2024 Reforestation Camp
By Forest Health Coordinator Neil Mortimer
Reforestation was a fairly new concept to me when I started as the Forest Health Coordinator with AWG just over a month ago. Healthy and resilient forests have different meanings to different people. Forestry management is often carried out on public lands by the federal, state, and/or local agencies who have jurisdiction over those lands. Catastrophic wildfires have become increasingly devastating as these fires burn across the Western United States. Large areas of forested lands have been decimated by these large-scale wildfires, and post-fire restoration is occurring at many levels across the western landscape.
I attended the first annual “Reforestation Camp” in Meadow Valley, California, in mid August. The camp was coordinated by California Association of Resource Conservation Districts as part of their Regional Forest and Fire Capacity Program funded by Sierra Nevada Conservancy. The camp was held at the University of California Forestry Camp where there was a mix of classroom lectures and field trips to various sites where post-fire emergency restoration activities had occurred. Classroom lectures included an overview of reforestation needs, which include post-fire site preparation and planting, seeds and seedlings for replanting, a discussion on carbon credits related to replanting forests lost to wildfires, climate and climate change, and prescribed fire and its role in reforested areas.

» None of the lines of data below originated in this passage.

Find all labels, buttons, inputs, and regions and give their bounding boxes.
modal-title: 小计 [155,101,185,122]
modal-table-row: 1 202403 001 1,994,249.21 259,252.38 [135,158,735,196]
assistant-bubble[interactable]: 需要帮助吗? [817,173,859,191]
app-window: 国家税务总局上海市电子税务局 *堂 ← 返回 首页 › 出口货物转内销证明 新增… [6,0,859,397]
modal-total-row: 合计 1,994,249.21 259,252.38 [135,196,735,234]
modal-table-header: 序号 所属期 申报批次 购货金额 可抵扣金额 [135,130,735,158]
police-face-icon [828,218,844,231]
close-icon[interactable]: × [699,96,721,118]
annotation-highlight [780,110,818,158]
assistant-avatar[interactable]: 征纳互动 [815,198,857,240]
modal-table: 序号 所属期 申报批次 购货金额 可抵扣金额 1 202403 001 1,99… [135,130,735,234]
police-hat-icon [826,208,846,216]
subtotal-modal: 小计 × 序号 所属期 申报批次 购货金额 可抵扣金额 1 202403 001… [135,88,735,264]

There were two field trips to sites that had been replanted within the last three years post wildfire. We heard from two different licensed professional foresters who each managed one of these sites for reforestation actions. Both of these properties were nonindustrial private forested lands as this was a focus of the camp. Both foresters described the landowners’ ideas on what a post-fire reforesting of their lands would look like, and the forester developed a plan that they then implemented on the property. The foresters described their rationale for what seedlings were planted and how they were spaced on the land as well as how the sites were prepped for the reforestation actions.
The Reforestation Camp was a good learning opportunity for me in my new role as the Forest Health Coordinator. I look forward to building AWG’s forest heath capacity as well as my own expertise in forest health going forward.